Yours Truly....The Completely Legal and yet Completely Ineffectual When It Gets Right Down To It Ms. Moon, RN


  1. I used to pass out periodically, being tall and running around outside. I now have to remember to drink water, which you would think comes naturally. We're hydraulic machines, blood can't get to brain quick enough sometimes, more fluid = faster blood to brain.

  2. Ugh.

    Sometimes it feels like everything is falling apart.

    Stay well, Mr. Moon.

    Love to you, Mrs.

  3. Whoa! Whoa Nellie! What a crazy night.
    Yeah, go for a walk for sure!
    Gosh, take care over there in Florida.....

  4. My husband is the same way! He'll completely forget to eat and then wander in all wild eyed saying he doesn't feel well. The first words out of my mouth are usually, "When did you eat last?" He usually hesitates and has to think on it a while.

    Good lord, if only I 'forgot' to eat every now and then!

  5. Oh, no! Be well, Mr. Moon and Vergil.

  6. I passed out once when pregnant, lying on my back. I think the baby cut off my blood supply, somehow. It was extremely unpleasant. The husband also did it once as a teenager and found it dreamy, though. I dunno.

    You're right about delicate. Boy babies are more delicate too. Us females are hardy. I may be lardy, but I'm hardy :)

    I hope everyone's alright.

  7. Whew, I'm glad that all is okay. We do think that we are invincible, although lately with folks dying, I'm beginning to see that it's a fallacy. And those late night phone calls are never good. Hope that he will get checked out more thoroughly when he gets home.

  8. Oh! Forgot to say I adore the new header!!!

  9. be well, mrs moon's men.

    i knew just how you felt, mary moon, wanting to get to alabama stat. because if we're there, we can stop anything bad from happening. we're powerful like that.

    well. we try.

    the good news is any man with a yen for a burger is a man on the mend.

  10. All Vergil wanted was to get out of the ER so we could get pizza and beer.
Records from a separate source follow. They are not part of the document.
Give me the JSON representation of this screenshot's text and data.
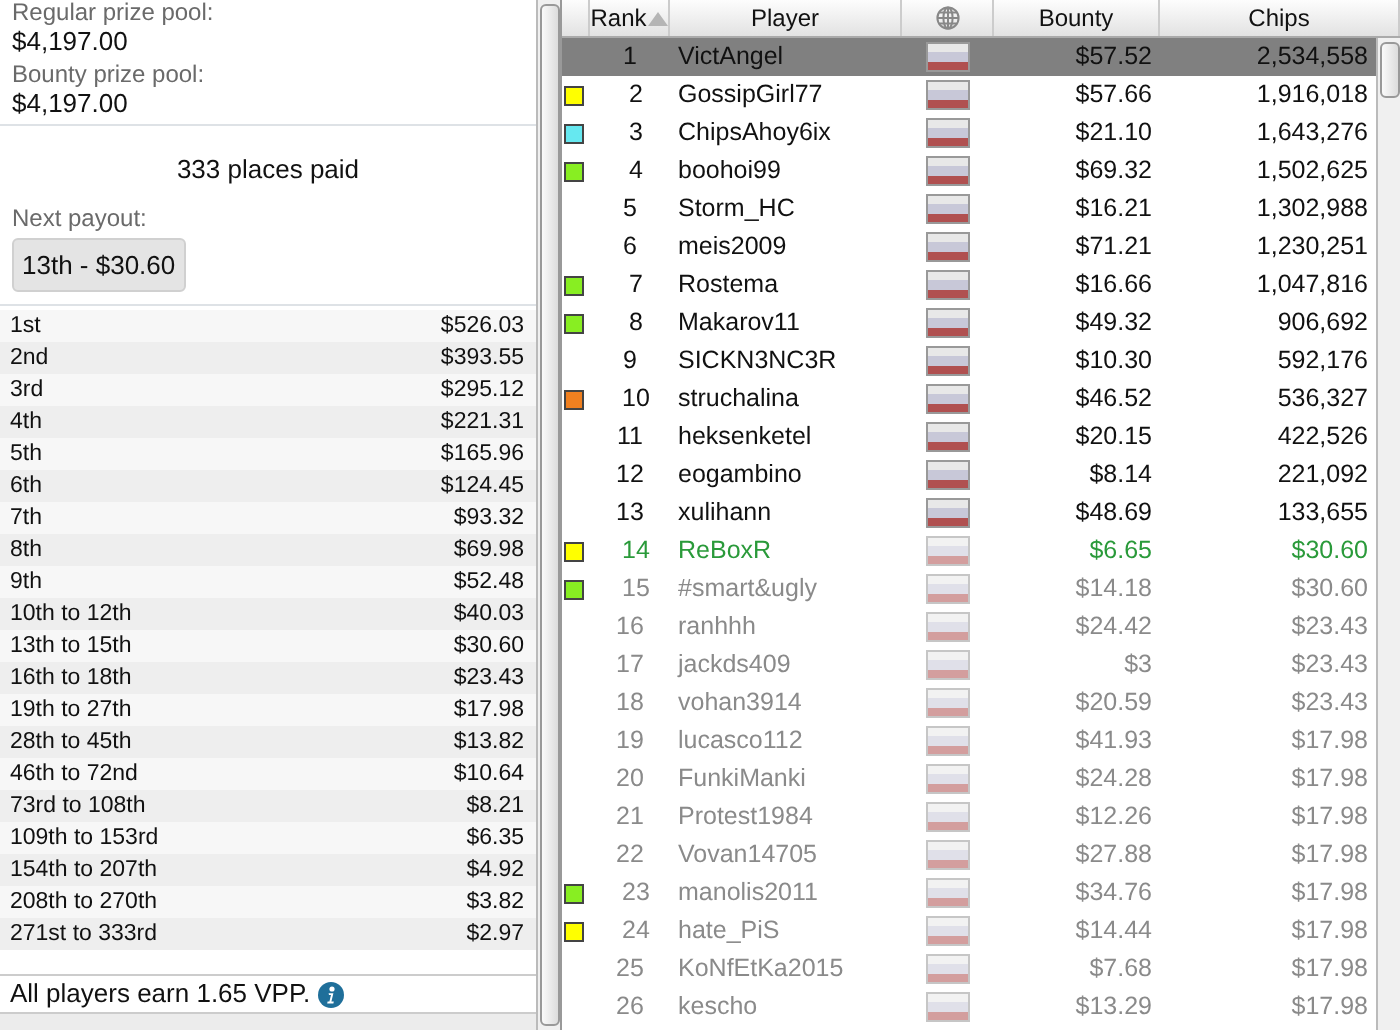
{
  "prize_info": {
    "regular_label": "Regular prize pool:",
    "regular_value": "$4,197.00",
    "bounty_label": "Bounty prize pool:",
    "bounty_value": "$4,197.00",
    "places_paid": "333 places paid",
    "next_label": "Next payout:",
    "next_value": "13th - $30.60"
  },
  "payouts": [
    {
      "place": "1st",
      "amount": "$526.03"
    },
    {
      "place": "2nd",
      "amount": "$393.55"
    },
    {
      "place": "3rd",
      "amount": "$295.12"
    },
    {
      "place": "4th",
      "amount": "$221.31"
    },
    {
      "place": "5th",
      "amount": "$165.96"
    },
    {
      "place": "6th",
      "amount": "$124.45"
    },
    {
      "place": "7th",
      "amount": "$93.32"
    },
    {
      "place": "8th",
      "amount": "$69.98"
    },
    {
      "place": "9th",
      "amount": "$52.48"
    },
    {
      "place": "10th to 12th",
      "amount": "$40.03"
    },
    {
      "place": "13th to 15th",
      "amount": "$30.60"
    },
    {
      "place": "16th to 18th",
      "amount": "$23.43"
    },
    {
      "place": "19th to 27th",
      "amount": "$17.98"
    },
    {
      "place": "28th to 45th",
      "amount": "$13.82"
    },
    {
      "place": "46th to 72nd",
      "amount": "$10.64"
    },
    {
      "place": "73rd to 108th",
      "amount": "$8.21"
    },
    {
      "place": "109th to 153rd",
      "amount": "$6.35"
    },
    {
      "place": "154th to 207th",
      "amount": "$4.92"
    },
    {
      "place": "208th to 270th",
      "amount": "$3.82"
    },
    {
      "place": "271st to 333rd",
      "amount": "$2.97"
    }
  ],
  "footer": {
    "text": "All players earn 1.65 VPP."
  },
  "table": {
    "columns": [
      {
        "kind": "text",
        "label": "Rank",
        "sorted": true
      },
      {
        "kind": "text",
        "label": "Player",
        "sorted": false
      },
      {
        "kind": "globe",
        "sorted": false
      },
      {
        "kind": "text",
        "label": "Bounty",
        "sorted": false
      },
      {
        "kind": "text",
        "label": "Chips",
        "sorted": false
      }
    ],
    "rows": [
      {
        "rank": "1",
        "player": "VictAngel",
        "bounty": "$57.52",
        "chips": "2,534,558",
        "eliminated": false,
        "highlighted": false,
        "selected": true
      },
      {
        "rank": "2",
        "player": "GossipGirl77",
        "bounty": "$57.66",
        "chips": "1,916,018",
        "eliminated": false,
        "highlighted": false,
        "selected": false,
        "color": "#ffff00"
      },
      {
        "rank": "3",
        "player": "ChipsAhoy6ix",
        "bounty": "$21.10",
        "chips": "1,643,276",
        "eliminated": false,
        "highlighted": false,
        "selected": false,
        "color": "#66e8f0"
      },
      {
        "rank": "4",
        "player": "boohoi99",
        "bounty": "$69.32",
        "chips": "1,502,625",
        "eliminated": false,
        "highlighted": false,
        "selected": false,
        "color": "#88ee22"
      },
      {
        "rank": "5",
        "player": "Storm_HC",
        "bounty": "$16.21",
        "chips": "1,302,988",
        "eliminated": false,
        "highlighted": false,
        "selected": false
      },
      {
        "rank": "6",
        "player": "meis2009",
        "bounty": "$71.21",
        "chips": "1,230,251",
        "eliminated": false,
        "highlighted": false,
        "selected": false
      },
      {
        "rank": "7",
        "player": "Rostema",
        "bounty": "$16.66",
        "chips": "1,047,816",
        "eliminated": false,
        "highlighted": false,
        "selected": false,
        "color": "#88ee22"
      },
      {
        "rank": "8",
        "player": "Makarov11",
        "bounty": "$49.32",
        "chips": "906,692",
        "eliminated": false,
        "highlighted": false,
        "selected": false,
        "color": "#88ee22"
      },
      {
        "rank": "9",
        "player": "SICKN3NC3R",
        "bounty": "$10.30",
        "chips": "592,176",
        "eliminated": false,
        "highlighted": false,
        "selected": false
      },
      {
        "rank": "10",
        "player": "struchalina",
        "bounty": "$46.52",
        "chips": "536,327",
        "eliminated": false,
        "highlighted": false,
        "selected": false,
        "color": "#f08020"
      },
      {
        "rank": "11",
        "player": "heksenketel",
        "bounty": "$20.15",
        "chips": "422,526",
        "eliminated": false,
        "highlighted": false,
        "selected": false
      },
      {
        "rank": "12",
        "player": "eogambino",
        "bounty": "$8.14",
        "chips": "221,092",
        "eliminated": false,
        "highlighted": false,
        "selected": false
      },
      {
        "rank": "13",
        "player": "xulihann",
        "bounty": "$48.69",
        "chips": "133,655",
        "eliminated": false,
        "highlighted": false,
        "selected": false
      },
      {
        "rank": "14",
        "player": "ReBoxR",
        "bounty": "$6.65",
        "chips": "$30.60",
        "eliminated": true,
        "highlighted": true,
        "selected": false,
        "color": "#ffff00"
      },
      {
        "rank": "15",
        "player": "#smart&ugly",
        "bounty": "$14.18",
        "chips": "$30.60",
        "eliminated": true,
        "highlighted": false,
        "selected": false,
        "color": "#88ee22"
      },
      {
        "rank": "16",
        "player": "ranhhh",
        "bounty": "$24.42",
        "chips": "$23.43",
        "eliminated": true,
        "highlighted": false,
        "selected": false
      },
      {
        "rank": "17",
        "player": "jackds409",
        "bounty": "$3",
        "chips": "$23.43",
        "eliminated": true,
        "highlighted": false,
        "selected": false
      },
      {
        "rank": "18",
        "player": "vohan3914",
        "bounty": "$20.59",
        "chips": "$23.43",
        "eliminated": true,
        "highlighted": false,
        "selected": false
      },
      {
        "rank": "19",
        "player": "lucasco112",
        "bounty": "$41.93",
        "chips": "$17.98",
        "eliminated": true,
        "highlighted": false,
        "selected": false
      },
      {
        "rank": "20",
        "player": "FunkiManki",
        "bounty": "$24.28",
        "chips": "$17.98",
        "eliminated": true,
        "highlighted": false,
        "selected": false
      },
      {
        "rank": "21",
        "player": "Protest1984",
        "bounty": "$12.26",
        "chips": "$17.98",
        "eliminated": true,
        "highlighted": false,
        "selected": false
      },
      {
        "rank": "22",
        "player": "Vovan14705",
        "bounty": "$27.88",
        "chips": "$17.98",
        "eliminated": true,
        "highlighted": false,
        "selected": false
      },
      {
        "rank": "23",
        "player": "manolis2011",
        "bounty": "$34.76",
        "chips": "$17.98",
        "eliminated": true,
        "highlighted": false,
        "selected": false,
        "color": "#88ee22"
      },
      {
        "rank": "24",
        "player": "hate_PiS",
        "bounty": "$14.44",
        "chips": "$17.98",
        "eliminated": true,
        "highlighted": false,
        "selected": false,
        "color": "#ffff00"
      },
      {
        "rank": "25",
        "player": "KoNfEtKa2015",
        "bounty": "$7.68",
        "chips": "$17.98",
        "eliminated": true,
        "highlighted": false,
        "selected": false
      },
      {
        "rank": "26",
        "player": "kescho",
        "bounty": "$13.29",
        "chips": "$17.98",
        "eliminated": true,
        "highlighted": false,
        "selected": false
      }
    ]
  }
}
I had to force him to stay to get his ankle brace and some pain killers. When we got home around 12:30, I decided to be sweet and I sat him down with a beer in hand and a pizza in the oven. He is fine.
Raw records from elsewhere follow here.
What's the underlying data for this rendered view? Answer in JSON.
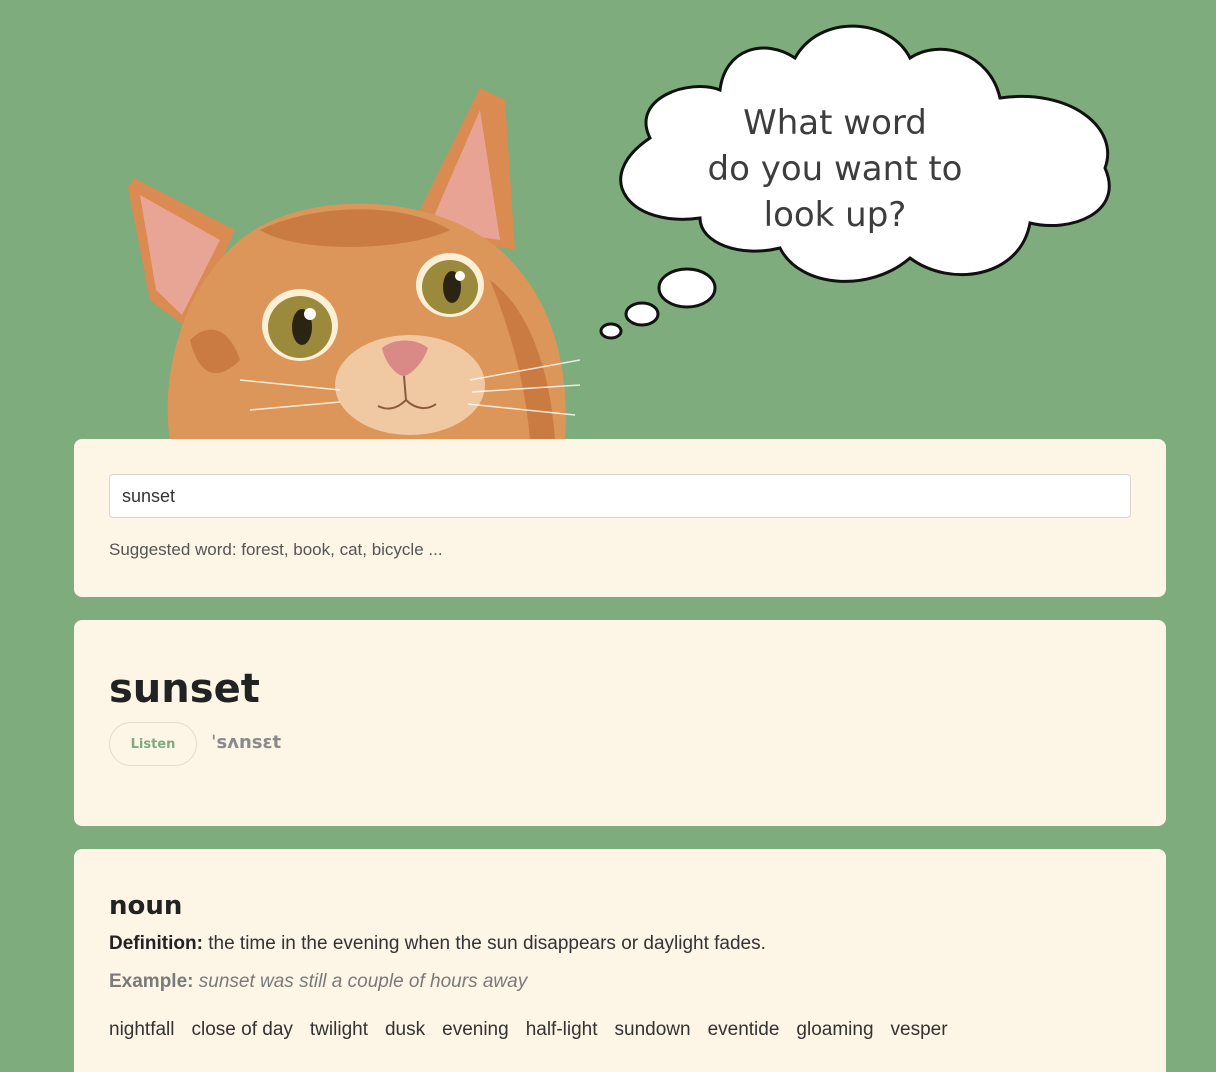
{
  "thought": {
    "lines": [
      "What word",
      "do you want to",
      "look up?"
    ]
  },
  "search": {
    "value": "sunset",
    "placeholder": "",
    "suggestion": "Suggested word: forest, book, cat, bicycle ..."
  },
  "word": {
    "title": "sunset",
    "listen_label": "Listen",
    "phonetic": "ˈsʌnsɛt"
  },
  "meaning": {
    "part_of_speech": "noun",
    "definition_label": "Definition:",
    "definition": "the time in the evening when the sun disappears or daylight fades.",
    "example_label": "Example:",
    "example": "sunset was still a couple of hours away",
    "synonyms": [
      "nightfall",
      "close of day",
      "twilight",
      "dusk",
      "evening",
      "half-light",
      "sundown",
      "eventide",
      "gloaming",
      "vesper"
    ]
  },
  "colors": {
    "background": "#7eac7c",
    "card": "#fdf5e6",
    "accent": "#7eac7c"
  }
}
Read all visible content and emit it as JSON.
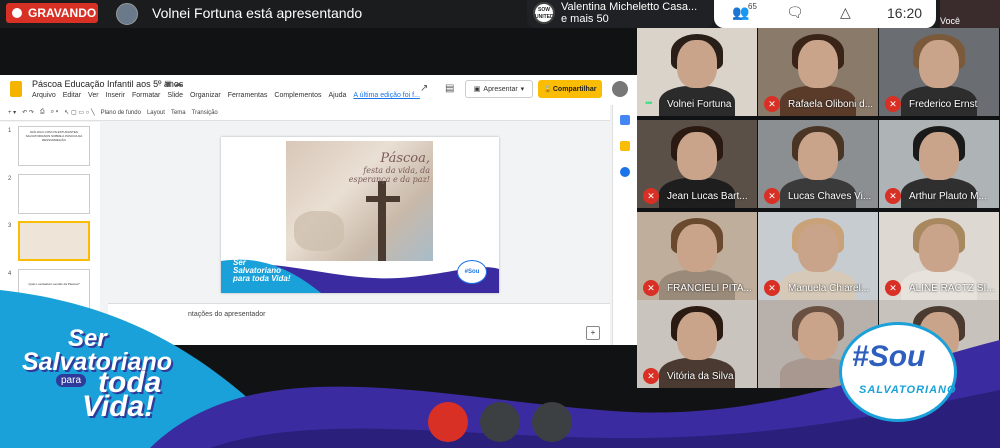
{
  "topbar": {
    "recording_label": "GRAVANDO",
    "presenter_text": "Volnei Fortuna está apresentando",
    "participant_pill": {
      "name": "Valentina Micheletto Casa...",
      "more": "e mais 50",
      "badge": "SOW UNITED"
    },
    "people_count": "65",
    "time": "16:20",
    "self_label": "Você"
  },
  "slides": {
    "doc_title": "Páscoa Educação Infantil aos 5º anos",
    "menu": [
      "Arquivo",
      "Editar",
      "Ver",
      "Inserir",
      "Formatar",
      "Slide",
      "Organizar",
      "Ferramentas",
      "Complementos",
      "Ajuda"
    ],
    "last_edit": "A última edição foi f...",
    "present_label": "Apresentar",
    "share_label": "Compartilhar",
    "toolbar": [
      "Plano de fundo",
      "Layout",
      "Tema",
      "Transição"
    ],
    "thumb_numbers": [
      "1",
      "2",
      "3",
      "4"
    ],
    "thumb_texts": [
      "DIÁLOGO COM OS ESTUDANTES SALVATORIANOS SOBRE A PÁSCOA DA RESSURREIÇÃO",
      "",
      "",
      "Qual o verdadeiro sentido da Páscoa?"
    ],
    "slide_script_1": "Páscoa,",
    "slide_script_2": "festa da vida, da esperança e da paz!",
    "slide_brand": "Ser Salvatoriano para toda Vida!",
    "slide_sou": "#Sou",
    "notes": "ntações do apresentador"
  },
  "tiles": [
    {
      "name": "Volnei Fortuna",
      "muted": false,
      "bg": "#d9d3c9",
      "shirt": "#2b2b2b",
      "hair": "#2a1f18"
    },
    {
      "name": "Rafaela Oliboni d...",
      "muted": true,
      "bg": "#8a7a6a",
      "shirt": "#5a3b2a",
      "hair": "#3a2418"
    },
    {
      "name": "Frederico Ernst",
      "muted": true,
      "bg": "#6a6e72",
      "shirt": "#2d2d2d",
      "hair": "#7a5a3a"
    },
    {
      "name": "Jean Lucas Bart...",
      "muted": true,
      "bg": "#5a5048",
      "shirt": "#1e1e1e",
      "hair": "#2a1a12"
    },
    {
      "name": "Lucas Chaves Vi...",
      "muted": true,
      "bg": "#8c8f92",
      "shirt": "#3a3a3a",
      "hair": "#4a3424"
    },
    {
      "name": "Arthur Plauto M...",
      "muted": true,
      "bg": "#aeb3b6",
      "shirt": "#2f2f2f",
      "hair": "#1a1a1a"
    },
    {
      "name": "FRANCIELI PITA...",
      "muted": true,
      "bg": "#bfae9c",
      "shirt": "#9a8a7a",
      "hair": "#6a4a2e"
    },
    {
      "name": "Manuela Chiarel...",
      "muted": true,
      "bg": "#c7ccd0",
      "shirt": "#d7c9b7",
      "hair": "#caa27a"
    },
    {
      "name": "ALINE RACTZ SI...",
      "muted": true,
      "bg": "#ddd8d2",
      "shirt": "#e7e2dc",
      "hair": "#a8885e"
    },
    {
      "name": "Vitória da Silva",
      "muted": true,
      "bg": "#c9c4be",
      "shirt": "#4a3a32",
      "hair": "#2a1a12"
    },
    {
      "name": "",
      "muted": false,
      "bg": "#b8b0aa",
      "shirt": "#a89890",
      "hair": "#6a5040"
    },
    {
      "name": "",
      "muted": false,
      "bg": "#c8c2bd",
      "shirt": "#9a8a80",
      "hair": "#4a3a30"
    }
  ],
  "brand": {
    "line1": "Ser",
    "line2": "Salvatoriano",
    "line3": "para",
    "line4": "toda",
    "line5": "Vida!"
  },
  "sou_badge": {
    "line1": "#Sou",
    "line2": "SALVATORIANO"
  },
  "colors": {
    "record_red": "#d93025",
    "purple": "#3b2ba0",
    "cyan": "#1aa1d9",
    "accent_yellow": "#fbbc04"
  }
}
    I absolutely love your header of the zinnias, too. They are gorgeous. Just like you.

    I love you

  11. Magnum- I bet you that on the whole, men pass out more than women do. And you do it just so scare the hell out of us. I know you do.

    Elizabeth- It WAS one of those moments. You're right.

    Denise- Well, neither one of those things happened in Florida. But it sure was the south. Dang. And thank-you for the words on the new header.An

    Chrissy- I have never once forgotten to eat. Okay, maybe breakfast.

    Stephanie- Thank you, honey.

    Jo- Haha! I may be lardy but I'm hardy. Me too!

    Syd- He's supposed to go to the doctor next week for a check-up. Thanks.

    Angella- Yeah. We're all powerful. Uh-huh. I sure didn't feel very powerful. But I did feel better when he said he wanted a burger.

    HoneyLunaLove- Our men. Our MEN! We just love them so. I'm glad you got Vergil a beer and made him a pizza. You're such a good little nurse. I'm glad you like the zinnias. They're pretty gorgeous, aren't they? I love you, baby. So much.

  12. Darnit! Isn't that how it goes with bad situations? It's comes in a downpour! Hope Mr. Moon and Virgil are both OK today!

    I once fainted as I was standing up as a bridesmaid in a good friend's wedding. I have to say, it was graceful! Everyone said so! Scary as hell though, because I could feel it coming on at the time and knew I was going to fall.

  13. I am so glad he is okay. It's frustrating to feel helpless at times.

  14. I am so glad he is okay. It's frustrating to feel helpless at times.

  15. While i know you don't believe in it, i will be praying for him and you; who knows but that the well wishes toward you do some good.

  16. Nicol- Well, hell. At least you were graceful. That's something.

    Rubye- And then trying to figure out what to do! Trust what he says and go to sleep or get in the car and go take care of him? I trusted. And it turned out okay, thank goodness.

    Messymimi- I am so torn when someone tells me that. Sure, I appreciate all the good wishes anyone wants to send me. So. Thanks.

  17. Oh Lawd. Uh - parallel lives again. Only the man in my life is not sensible. Love to you all.